脆弱性を含んでいないことが確認された製品
次の製品には脆弱性が存在しないことが確認されています。
- Cisco IOS XR ソフトウェア
- Cisco NX-OS ソフトウェア
- Cisco ASA ソフトウェア
詳細
IP SLA応答側は、シスコルーティングデバイスに組み込まれたコンポーネントであり、システムがIP SLA要求パケットを予測して応答できるようにします。IP SLAレスポンダには2つのタイプがあります。
- IP SLA汎用レスポンダは、IP SLAコントロールプロトコルを使用してIP SLA動作を設定し、UDPポート1167またはUDPポート1967でパケットを受信します。

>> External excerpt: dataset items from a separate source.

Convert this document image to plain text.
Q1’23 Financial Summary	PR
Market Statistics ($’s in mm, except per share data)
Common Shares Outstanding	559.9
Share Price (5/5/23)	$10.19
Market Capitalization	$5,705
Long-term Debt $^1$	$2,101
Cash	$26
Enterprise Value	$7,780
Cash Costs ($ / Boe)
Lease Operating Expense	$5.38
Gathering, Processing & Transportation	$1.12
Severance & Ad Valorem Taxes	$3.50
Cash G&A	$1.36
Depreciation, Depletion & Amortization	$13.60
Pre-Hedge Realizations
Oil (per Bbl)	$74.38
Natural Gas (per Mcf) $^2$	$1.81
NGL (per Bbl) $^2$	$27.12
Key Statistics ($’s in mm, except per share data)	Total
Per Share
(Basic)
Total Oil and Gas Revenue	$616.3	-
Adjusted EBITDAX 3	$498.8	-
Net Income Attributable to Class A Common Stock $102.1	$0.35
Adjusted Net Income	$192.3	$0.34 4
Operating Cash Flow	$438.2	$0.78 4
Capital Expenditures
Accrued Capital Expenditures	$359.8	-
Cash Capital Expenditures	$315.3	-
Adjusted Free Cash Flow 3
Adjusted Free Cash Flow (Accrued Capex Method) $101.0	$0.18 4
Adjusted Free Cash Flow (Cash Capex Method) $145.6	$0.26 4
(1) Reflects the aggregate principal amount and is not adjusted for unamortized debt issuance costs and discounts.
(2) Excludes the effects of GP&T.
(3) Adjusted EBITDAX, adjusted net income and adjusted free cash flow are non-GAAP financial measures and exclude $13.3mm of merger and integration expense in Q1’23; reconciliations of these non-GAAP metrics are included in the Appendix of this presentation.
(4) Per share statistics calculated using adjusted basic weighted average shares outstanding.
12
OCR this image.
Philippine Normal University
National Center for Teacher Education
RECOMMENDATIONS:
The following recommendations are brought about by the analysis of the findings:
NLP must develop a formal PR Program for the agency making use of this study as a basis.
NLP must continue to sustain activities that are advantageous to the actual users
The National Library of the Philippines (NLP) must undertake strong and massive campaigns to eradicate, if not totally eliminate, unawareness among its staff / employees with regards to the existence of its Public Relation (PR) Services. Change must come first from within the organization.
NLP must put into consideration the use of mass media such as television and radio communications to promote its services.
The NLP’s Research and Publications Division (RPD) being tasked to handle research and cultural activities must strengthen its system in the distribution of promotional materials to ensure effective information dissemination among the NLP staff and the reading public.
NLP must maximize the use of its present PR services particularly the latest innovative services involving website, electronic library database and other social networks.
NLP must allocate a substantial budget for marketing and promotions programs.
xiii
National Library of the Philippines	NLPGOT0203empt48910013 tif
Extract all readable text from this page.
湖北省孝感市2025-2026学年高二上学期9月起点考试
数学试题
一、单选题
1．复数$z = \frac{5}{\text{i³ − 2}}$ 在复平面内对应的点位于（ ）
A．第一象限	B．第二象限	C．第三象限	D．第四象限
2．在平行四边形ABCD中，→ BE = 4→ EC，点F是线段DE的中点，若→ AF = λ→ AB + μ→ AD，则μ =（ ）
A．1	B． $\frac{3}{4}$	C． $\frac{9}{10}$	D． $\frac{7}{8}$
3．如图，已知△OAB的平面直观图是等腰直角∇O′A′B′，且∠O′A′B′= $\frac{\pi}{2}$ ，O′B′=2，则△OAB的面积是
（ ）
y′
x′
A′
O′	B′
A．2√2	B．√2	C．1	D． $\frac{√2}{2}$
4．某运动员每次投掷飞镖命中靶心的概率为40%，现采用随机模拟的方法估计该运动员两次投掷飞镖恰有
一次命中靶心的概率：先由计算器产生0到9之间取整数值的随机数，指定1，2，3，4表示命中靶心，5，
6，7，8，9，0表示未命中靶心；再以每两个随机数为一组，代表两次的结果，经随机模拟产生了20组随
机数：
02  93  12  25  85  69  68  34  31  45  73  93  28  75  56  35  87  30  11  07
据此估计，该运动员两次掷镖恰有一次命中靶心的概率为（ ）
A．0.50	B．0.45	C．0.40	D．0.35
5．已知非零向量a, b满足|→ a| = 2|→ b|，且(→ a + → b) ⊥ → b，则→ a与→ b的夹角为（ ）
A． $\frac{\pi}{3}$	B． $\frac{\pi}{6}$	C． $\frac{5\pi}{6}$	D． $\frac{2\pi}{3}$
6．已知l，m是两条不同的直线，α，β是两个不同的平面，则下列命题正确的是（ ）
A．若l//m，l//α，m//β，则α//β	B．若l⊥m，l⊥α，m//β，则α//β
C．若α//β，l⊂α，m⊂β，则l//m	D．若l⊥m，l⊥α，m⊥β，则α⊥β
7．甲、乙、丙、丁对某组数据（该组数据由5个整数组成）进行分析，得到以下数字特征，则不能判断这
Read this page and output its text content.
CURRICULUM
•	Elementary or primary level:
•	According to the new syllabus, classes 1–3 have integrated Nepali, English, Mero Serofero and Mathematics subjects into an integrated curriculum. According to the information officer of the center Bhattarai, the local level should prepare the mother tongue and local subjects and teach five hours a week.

- IP SLAパーマネントレスポンダは、ユーザ設定可能なポートでUDPパケットまたはTCPパケットを受信します。
Cisco IOSソフトウェアのIP Service Level Agreement(IP SLA)general responder機能の実装における脆弱性により、認証されていないリモートの攻撃者によって該当デバイスのリロードが引き起こされる可能性があります。この脆弱性は、UDPポート1167で受信されたIP SLAパケットの検証が不適切であることに起因します。攻撃者は、該当デバイス宛てに不正なIP SLAパケットを送信することで、この脆弱性を不正利用する可能性があります。この不正利用により、攻撃者は長時間のDoS状態を引き起こす可能性があります。
この脆弱性は、IPバージョン4(IPv4)またはIPバージョン6(IPv6)を介して不正利用される可能性があります。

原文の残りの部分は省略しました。